6 Daimler Chrysler and Sandown Motors Case No. 44/LM/Jul01.
7 In the DaimlerChrysler and Sandown Motors case and in Unitrans/Senwes Case No. 68/LM/Dec01 the Tribunal found that customers are not bound to a particular area when buying cars and that the geographic market may be broader than the area where the parties are active and that there is a trend to buy from dealers within customers’ close proximity to their work and place or residence suggesting that the market is at least local.
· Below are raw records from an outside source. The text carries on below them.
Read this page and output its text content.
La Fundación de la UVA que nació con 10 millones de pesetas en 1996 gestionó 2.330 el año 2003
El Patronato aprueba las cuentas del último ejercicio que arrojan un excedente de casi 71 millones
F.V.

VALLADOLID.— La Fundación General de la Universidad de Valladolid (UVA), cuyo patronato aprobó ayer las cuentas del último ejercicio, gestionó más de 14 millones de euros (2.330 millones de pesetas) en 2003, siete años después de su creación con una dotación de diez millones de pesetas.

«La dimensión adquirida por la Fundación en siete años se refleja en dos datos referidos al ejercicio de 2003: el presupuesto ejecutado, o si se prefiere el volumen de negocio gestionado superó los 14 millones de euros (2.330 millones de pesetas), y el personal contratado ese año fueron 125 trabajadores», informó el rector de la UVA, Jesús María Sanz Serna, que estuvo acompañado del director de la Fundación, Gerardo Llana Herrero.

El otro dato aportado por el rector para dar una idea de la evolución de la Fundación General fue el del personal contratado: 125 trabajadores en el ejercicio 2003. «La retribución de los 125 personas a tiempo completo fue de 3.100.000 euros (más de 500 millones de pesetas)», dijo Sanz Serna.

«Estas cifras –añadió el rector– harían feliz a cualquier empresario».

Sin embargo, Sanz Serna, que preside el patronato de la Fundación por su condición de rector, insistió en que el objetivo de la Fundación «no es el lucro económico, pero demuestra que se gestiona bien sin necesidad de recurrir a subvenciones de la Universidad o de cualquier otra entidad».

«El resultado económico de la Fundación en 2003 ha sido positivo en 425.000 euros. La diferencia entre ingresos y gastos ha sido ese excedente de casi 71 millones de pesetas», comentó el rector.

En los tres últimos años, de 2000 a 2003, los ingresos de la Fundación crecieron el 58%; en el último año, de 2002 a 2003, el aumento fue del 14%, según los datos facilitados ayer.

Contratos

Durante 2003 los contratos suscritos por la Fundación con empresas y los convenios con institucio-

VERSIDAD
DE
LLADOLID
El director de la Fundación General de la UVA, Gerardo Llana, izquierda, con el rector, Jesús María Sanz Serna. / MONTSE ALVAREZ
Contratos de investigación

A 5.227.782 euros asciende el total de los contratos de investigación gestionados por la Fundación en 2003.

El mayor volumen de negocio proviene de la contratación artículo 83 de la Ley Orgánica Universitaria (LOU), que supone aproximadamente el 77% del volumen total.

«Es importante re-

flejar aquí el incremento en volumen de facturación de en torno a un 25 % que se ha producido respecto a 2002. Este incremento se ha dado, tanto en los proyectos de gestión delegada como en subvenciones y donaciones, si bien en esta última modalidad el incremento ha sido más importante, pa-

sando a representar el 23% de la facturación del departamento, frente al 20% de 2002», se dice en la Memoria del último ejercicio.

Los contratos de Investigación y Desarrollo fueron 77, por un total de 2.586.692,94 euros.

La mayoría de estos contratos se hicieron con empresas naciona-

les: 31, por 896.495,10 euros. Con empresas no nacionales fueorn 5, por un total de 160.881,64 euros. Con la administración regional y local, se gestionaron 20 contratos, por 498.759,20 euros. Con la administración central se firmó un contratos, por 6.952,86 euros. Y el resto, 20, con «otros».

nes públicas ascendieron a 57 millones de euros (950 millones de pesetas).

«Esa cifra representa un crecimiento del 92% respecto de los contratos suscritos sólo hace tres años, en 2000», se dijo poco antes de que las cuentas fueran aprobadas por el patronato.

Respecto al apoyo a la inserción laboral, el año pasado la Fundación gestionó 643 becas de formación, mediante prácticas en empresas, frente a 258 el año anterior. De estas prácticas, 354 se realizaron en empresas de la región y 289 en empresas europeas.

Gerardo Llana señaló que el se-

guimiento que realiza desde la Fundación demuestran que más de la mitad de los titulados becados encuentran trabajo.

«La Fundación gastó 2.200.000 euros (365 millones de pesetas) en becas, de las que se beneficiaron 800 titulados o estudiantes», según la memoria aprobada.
8 The Response Group Trendline is an official supplier of National Automobile Association Manufacturers of South Africa (‘NAAMSA’) retail sales statistics, car prices and specifications.
9 In the market for B-Medium passenger vehicles the merged entity will have a post merger market share of 28% and will continue to face competition from Ritchie Auto (with a market share of 26%) and NT Motors (with a market share of 14%), among others. In the market for light commercial vehicles the merged entity will have a post merger market share of 25.7% and will continue to face competition from firms like Ritchie Auto (with a market share of 31.8%) and East’s Toyota (with a market share of 12.6%), among others.